[Sheepdog] [PATCH 1/3] collie: add manual recover subcommand for cluster

Sat Oct 22 07:32:42 CEST 2011

From: Liu Yuan <tailai.ly at taobao.com>

Currently, the sheepdog cluster cannot get recovered for below conditions

1) the master node is physically down after the cluster crashes with
   different epoches during recovery.
2) some of nodes are physically down after the cluster is shutdowned
   during recovery.

This patch add a manual recovery mechanism. With this patch, you can manually
recover the cluster at any live node by:

$ collie cluster recover

[Use with Caution]

This command will increment cluster epoch by 1!

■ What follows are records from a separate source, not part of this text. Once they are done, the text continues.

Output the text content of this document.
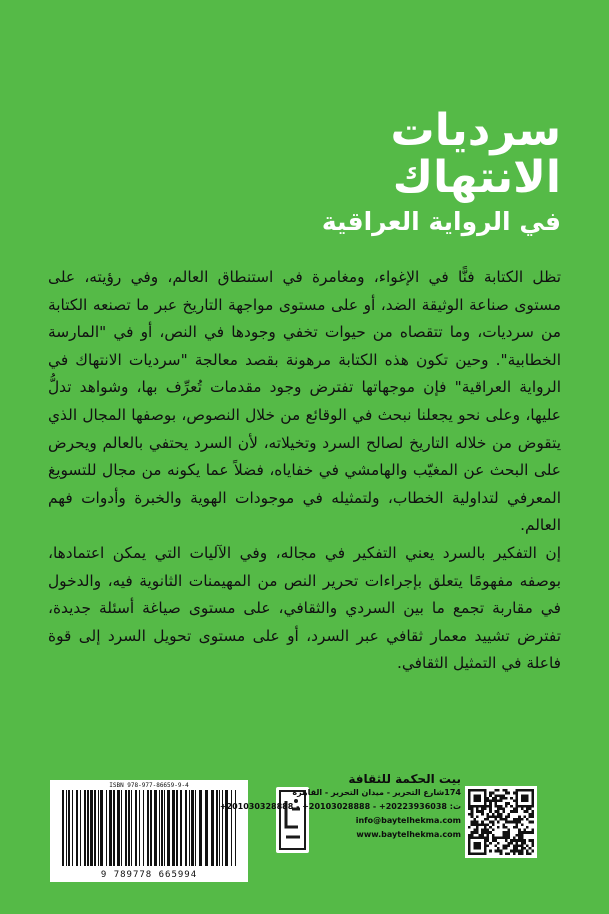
سرديات
الانتهاك
في الرواية العراقية

تظل الكتابة فنًّا في الإغواء، ومغامرة في استنطاق العالم، وفي رؤيته، على مستوى صناعة الوثيقة الضد، أو على مستوى مواجهة التاريخ عبر ما تصنعه الكتابة من سرديات، وما تتقصاه من حيوات تخفي وجودها في النص، أو في "المارسة الخطابية". وحين تكون هذه الكتابة مرهونة بقصد معالجة "سرديات الانتهاك في الرواية العراقية" فإن موجهاتها تفترض وجود مقدمات تُعرِّف بها، وشواهد تدلُّ عليها، وعلى نحو يجعلنا نبحث في الوقائع من خلال النصوص، بوصفها المجال الذي يتقوض من خلاله التاريخ لصالح السرد وتخيلاته، لأن السرد يحتفي بالعالم ويحرض على البحث عن المغيّب والهامشي في خفاياه، فضلاً عما يكونه من مجال للتسويغ المعرفي لتداولية الخطاب، ولتمثيله في موجودات الهوية والخبرة وأدوات فهم العالم.

إن التفكير بالسرد يعني التفكير في مجاله، وفي الآليات التي يمكن اعتمادها، بوصفه مفهومًا يتعلق بإجراءات تحرير النص من المهيمنات الثانوية فيه، والدخول في مقاربة تجمع ما بين السردي والثقافي، على مستوى صياغة أسئلة جديدة، تفترض تشييد معمار ثقافي عبر السرد، أو على مستوى تحويل السرد إلى قوة فاعلة في التمثيل الثقافي.

ISBN 978-977-86659-9-4
9 789778 665994
بيت الحكمة للثقافة
174شارع التحرير - ميدان التحرير - القاهرة
ت: 20223936038+ - 20103028888+ - 201030328888+
info@baytelhekma.com
www.baytelhekma.com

for 1) case, you need to try to start up the nodes in sequence for the first
round until the master node is up, thanks to the mastership mechanism. If
unfortunately not, you can simply run the recover command. After that, you can
freely join other good nodes in.

for 2) case, you'd better try to start up all the nodes to see if any of nodes get
physically down. If any, unfortunately, you can simply run the recover command.

Signed-off-by: Liu Yuan <tailai.ly at taobao.com>
---
 collie/cluster.c |   36 ++++++++++++++++++++++++++++++++++++
 include/sheep.h  |    1 +
 2 files changed, 37 insertions(+), 0 deletions(-)

diff --git a/collie/cluster.c b/collie/cluster.c
index adc3b5f..90ff125 100644
--- a/collie/cluster.c
+++ b/collie/cluster.c
@@ -169,6 +169,40 @@ static int cluster_shutdown(int argc, char **argv)
 	return EXIT_SUCCESS;
 }
 
+static int cluster_recover(int argc, char **argv)
+{
+	int fd, ret;
+	struct sd_req hdr;
+	struct sd_rsp *rsp = (struct sd_rsp *)&hdr;
+	unsigned rlen, wlen;
+
+	fd = connect_to(sdhost, sdport);
+	if (fd < 0)
+		return EXIT_SYSFAIL;
+
+	memset(&hdr, 0, sizeof(hdr));
+
+	hdr.opcode = SD_OP_RECOVER;
+	hdr.epoch = node_list_version;
+
+	rlen = 0;
+	wlen = 0;
+	ret = exec_req(fd, &hdr, NULL, &wlen, &rlen);
+	close(fd);
+
+	if (ret) {
+		fprintf(stderr, "failed to connect\n");
+		return EXIT_SYSFAIL;
+	}
+
+	if (rsp->result != SD_RES_SUCCESS) {
+		fprintf(stderr, "%s\n", sd_strerror(rsp->result));
+		return EXIT_FAILURE;
+	}
+
+	return EXIT_SUCCESS;
+}
+
 static struct subcommand cluster_cmd[] = {
 	{"info", NULL, "aprh", "show cluster information",
 	 0, cluster_info},
@@ -176,6 +210,8 @@ static struct subcommand cluster_cmd[] = {
 	 0, cluster_format},
 	{"shutdown", NULL, "aph", "stop Sheepdog",
 	 SUBCMD_FLAG_NEED_NODELIST, cluster_shutdown},
+	{"recover", NULL, "aph", "manually recover the cluster",
+	0, cluster_recover},
 	{NULL,},
 };
 
diff --git a/include/sheep.h b/include/sheep.h
index e06d34b..46ecf96 100644
--- a/include/sheep.h
+++ b/include/sheep.h
@@ -36,6 +36,7 @@
 #define SD_OP_STAT_CLUSTER   0x87
 #define SD_OP_KILL_NODE      0x88
 #define SD_OP_GET_VDI_ATTR   0x89
+#define SD_OP_RECOVER	     0x8A
 
 #define SD_FLAG_CMD_IO_LOCAL   0x0010
 #define SD_FLAG_CMD_RECOVERY 0x0020
-- 
1.7.6.1